# Evangelism to 3rd-6th Grade Girls



## Romans922 (Feb 1, 2007)

How would you proclaim the gospel to 3rd-6th grade girls (some of whom come from bad backgrounds of inner city life; and don't know anything about the Bible, Jesus, God, etc.; and maybe even are behind in school {so more like 1st-4th grade thinking}) in a very short amount of time?


----------



## LadyFlynt (Feb 1, 2007)

What is a short amount of time and what will be the circumstances?


----------



## Romans922 (Feb 1, 2007)

1 min. on average. My wife is going to be taking care of kids at church on wednesdays (3rd-6th grade) and she said it only gives a short time for telling individuals what the gospel is. I ask because I don't know anything about girls, or children.


----------



## LadyFlynt (Feb 1, 2007)

Okay, this is AT church and yet they don't give time for telling them the gospel??? What will they be doing?


----------



## Romans922 (Feb 1, 2007)

They have a curriculum which will go through a book of the bible, but my wife hasn't exactly taught anyone before. And she was wondering, if a girl came up to her and asked her what she meant or something of this nature; what would she say. My wife has the curriculum but I haven't looked at it yet.

Please stop attempting to critique what is going on and answer the question please (this is not trying to be rude but trying to get to the point). I am just seeking help for my wife to give her advice to help her.


----------



## LadyFlynt (Feb 1, 2007)

I wasn't critiquing you. I was trying to get a grasp of the situation so I knew HOW to answer as approach varies given the circumstances. Given that it was in church, I would presume the gospel would be presented in the curriculum...look it over and find where things in what they are studying corelates directly to the gospel message. If a girl asks her a quesstion, give a direct and honest answer...since questions will vary, I really can't predict an answer. 3rd to 6th grade girls are awesome though...don't talk down to them...they pick up on things very well. I taught history to this age group, they are very conversational at this stage.

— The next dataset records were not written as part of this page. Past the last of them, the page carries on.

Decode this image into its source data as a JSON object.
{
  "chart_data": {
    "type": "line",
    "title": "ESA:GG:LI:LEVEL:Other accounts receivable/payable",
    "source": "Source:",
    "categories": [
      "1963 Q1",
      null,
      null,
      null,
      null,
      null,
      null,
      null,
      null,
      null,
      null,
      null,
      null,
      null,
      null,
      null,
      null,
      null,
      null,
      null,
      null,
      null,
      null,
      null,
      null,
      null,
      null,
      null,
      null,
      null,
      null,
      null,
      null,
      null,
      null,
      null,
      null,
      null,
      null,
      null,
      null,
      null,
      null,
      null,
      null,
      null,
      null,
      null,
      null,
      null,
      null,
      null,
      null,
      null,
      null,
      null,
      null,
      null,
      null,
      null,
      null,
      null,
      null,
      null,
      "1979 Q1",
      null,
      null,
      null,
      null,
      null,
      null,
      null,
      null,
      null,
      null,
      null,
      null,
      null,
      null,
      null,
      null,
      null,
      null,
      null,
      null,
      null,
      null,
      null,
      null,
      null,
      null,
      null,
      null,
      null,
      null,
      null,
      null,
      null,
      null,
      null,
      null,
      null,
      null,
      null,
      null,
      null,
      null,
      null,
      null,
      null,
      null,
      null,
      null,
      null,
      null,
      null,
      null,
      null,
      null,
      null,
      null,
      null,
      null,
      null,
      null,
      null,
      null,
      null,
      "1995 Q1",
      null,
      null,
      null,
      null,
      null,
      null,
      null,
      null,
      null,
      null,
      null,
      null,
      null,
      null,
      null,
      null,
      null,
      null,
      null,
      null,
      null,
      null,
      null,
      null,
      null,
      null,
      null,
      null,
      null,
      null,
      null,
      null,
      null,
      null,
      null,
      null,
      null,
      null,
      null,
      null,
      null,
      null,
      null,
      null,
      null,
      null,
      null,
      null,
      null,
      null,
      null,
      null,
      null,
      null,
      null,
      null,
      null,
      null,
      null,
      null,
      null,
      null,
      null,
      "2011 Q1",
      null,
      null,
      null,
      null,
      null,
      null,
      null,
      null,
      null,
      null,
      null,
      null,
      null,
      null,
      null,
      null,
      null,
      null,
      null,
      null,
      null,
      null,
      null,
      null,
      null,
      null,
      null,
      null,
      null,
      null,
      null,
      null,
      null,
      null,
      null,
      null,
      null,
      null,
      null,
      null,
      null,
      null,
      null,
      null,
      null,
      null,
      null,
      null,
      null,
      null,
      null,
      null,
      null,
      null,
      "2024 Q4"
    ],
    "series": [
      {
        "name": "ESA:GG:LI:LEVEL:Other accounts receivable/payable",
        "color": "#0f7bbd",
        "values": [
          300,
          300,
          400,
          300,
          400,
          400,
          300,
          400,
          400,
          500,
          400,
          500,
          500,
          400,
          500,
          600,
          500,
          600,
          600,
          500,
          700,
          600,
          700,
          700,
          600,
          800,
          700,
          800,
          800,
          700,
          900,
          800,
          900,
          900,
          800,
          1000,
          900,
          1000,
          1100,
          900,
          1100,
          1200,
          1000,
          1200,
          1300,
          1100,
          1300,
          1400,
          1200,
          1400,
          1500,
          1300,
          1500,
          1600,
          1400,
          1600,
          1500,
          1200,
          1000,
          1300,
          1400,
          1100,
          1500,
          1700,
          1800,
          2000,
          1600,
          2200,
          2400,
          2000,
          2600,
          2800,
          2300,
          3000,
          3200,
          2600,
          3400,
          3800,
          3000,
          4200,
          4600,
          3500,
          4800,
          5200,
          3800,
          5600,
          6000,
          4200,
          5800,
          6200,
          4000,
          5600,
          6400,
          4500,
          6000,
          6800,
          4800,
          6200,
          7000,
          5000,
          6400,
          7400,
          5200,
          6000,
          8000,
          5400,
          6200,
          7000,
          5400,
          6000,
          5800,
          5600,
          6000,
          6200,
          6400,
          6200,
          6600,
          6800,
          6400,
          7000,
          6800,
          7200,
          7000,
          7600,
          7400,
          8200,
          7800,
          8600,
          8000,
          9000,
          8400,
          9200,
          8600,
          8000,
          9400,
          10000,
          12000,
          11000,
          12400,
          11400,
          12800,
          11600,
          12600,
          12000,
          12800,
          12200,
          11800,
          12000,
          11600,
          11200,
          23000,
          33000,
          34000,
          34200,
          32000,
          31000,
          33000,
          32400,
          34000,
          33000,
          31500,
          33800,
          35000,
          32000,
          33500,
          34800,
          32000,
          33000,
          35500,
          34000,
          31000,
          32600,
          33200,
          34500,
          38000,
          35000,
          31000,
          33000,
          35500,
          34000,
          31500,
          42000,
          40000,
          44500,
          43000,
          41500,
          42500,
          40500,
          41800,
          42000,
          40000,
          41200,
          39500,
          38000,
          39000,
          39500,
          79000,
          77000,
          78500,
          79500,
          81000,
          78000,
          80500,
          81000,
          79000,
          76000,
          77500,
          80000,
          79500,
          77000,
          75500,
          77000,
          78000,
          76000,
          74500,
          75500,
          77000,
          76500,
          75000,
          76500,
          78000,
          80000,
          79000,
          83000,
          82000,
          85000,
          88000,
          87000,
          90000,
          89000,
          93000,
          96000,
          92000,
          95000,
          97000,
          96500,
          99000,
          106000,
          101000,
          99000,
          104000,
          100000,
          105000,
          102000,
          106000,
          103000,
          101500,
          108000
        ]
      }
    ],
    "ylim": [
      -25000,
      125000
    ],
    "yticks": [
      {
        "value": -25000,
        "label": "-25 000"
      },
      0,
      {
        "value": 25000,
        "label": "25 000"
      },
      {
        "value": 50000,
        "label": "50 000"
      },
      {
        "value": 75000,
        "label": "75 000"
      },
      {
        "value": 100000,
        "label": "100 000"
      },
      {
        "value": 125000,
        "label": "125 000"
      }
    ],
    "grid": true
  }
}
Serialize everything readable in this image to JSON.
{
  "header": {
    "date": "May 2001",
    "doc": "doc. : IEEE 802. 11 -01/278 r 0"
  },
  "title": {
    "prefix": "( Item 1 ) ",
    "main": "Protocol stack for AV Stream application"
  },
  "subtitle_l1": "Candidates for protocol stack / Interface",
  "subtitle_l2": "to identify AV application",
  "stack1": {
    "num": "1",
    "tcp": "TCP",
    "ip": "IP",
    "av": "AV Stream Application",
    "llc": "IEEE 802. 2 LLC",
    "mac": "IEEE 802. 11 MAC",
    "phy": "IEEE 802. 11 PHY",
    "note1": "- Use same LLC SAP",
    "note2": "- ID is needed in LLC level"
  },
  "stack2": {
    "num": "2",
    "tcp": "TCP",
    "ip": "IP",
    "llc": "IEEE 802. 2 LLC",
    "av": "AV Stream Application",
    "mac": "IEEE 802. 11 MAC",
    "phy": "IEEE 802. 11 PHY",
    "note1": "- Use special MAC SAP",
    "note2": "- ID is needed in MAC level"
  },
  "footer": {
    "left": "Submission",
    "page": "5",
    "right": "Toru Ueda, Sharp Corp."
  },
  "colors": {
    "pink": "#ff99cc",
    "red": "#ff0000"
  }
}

Maybe on of the other ladies here will have a better grasp of what you are looking for.


----------



## caddy (Feb 1, 2007)

Andrew

First, let me say that kids are very intuitive toward adults. They size you up pretty quickly. While I don't want to down play the curriculum,--which is based on God's Words, and will take care of itself--your first priority as I understand Kids is to just be open and likeable. Have fun with them, be transparent, because if your not, they will not be receptive. Obviously pray each day that you know you'll be working with them and just remember what it was like when you were a Kid. Who do you remember liking to be around when you were that age? Who were your favorite teachers and why? These are all pretty simple things and you already have the answers based on what you remember from being a kid. Just keep that in mind.  

I hope that helps some...

I am around Kids constantly in our Church. What a blessing to know and think we can be a positive influence on them coming to Christ!  




Romans922 said:


> They have a curriculum which will go through a book of the bible, but my wife hasn't exactly taught anyone before. And she was wondering, if a girl came up to her and asked her what she meant or something of this nature; what would she say. My wife has the curriculum but I haven't looked at it yet.
> 
> Please stop attempting to critique what is going on and answer the question please (this is not trying to be rude but trying to get to the point). I am just seeking help for my wife to give her advice to help her.


----------



## BJClark (Feb 1, 2007)

Romans



> How would you proclaim the gospel to 3rd-6th grade girls (some of whom come from bad backgrounds of inner city life; and don't know anything about the Bible, Jesus, God, etc.; and maybe even are behind in school {so more like 1st-4th grade thinking}) in a very short amount of time?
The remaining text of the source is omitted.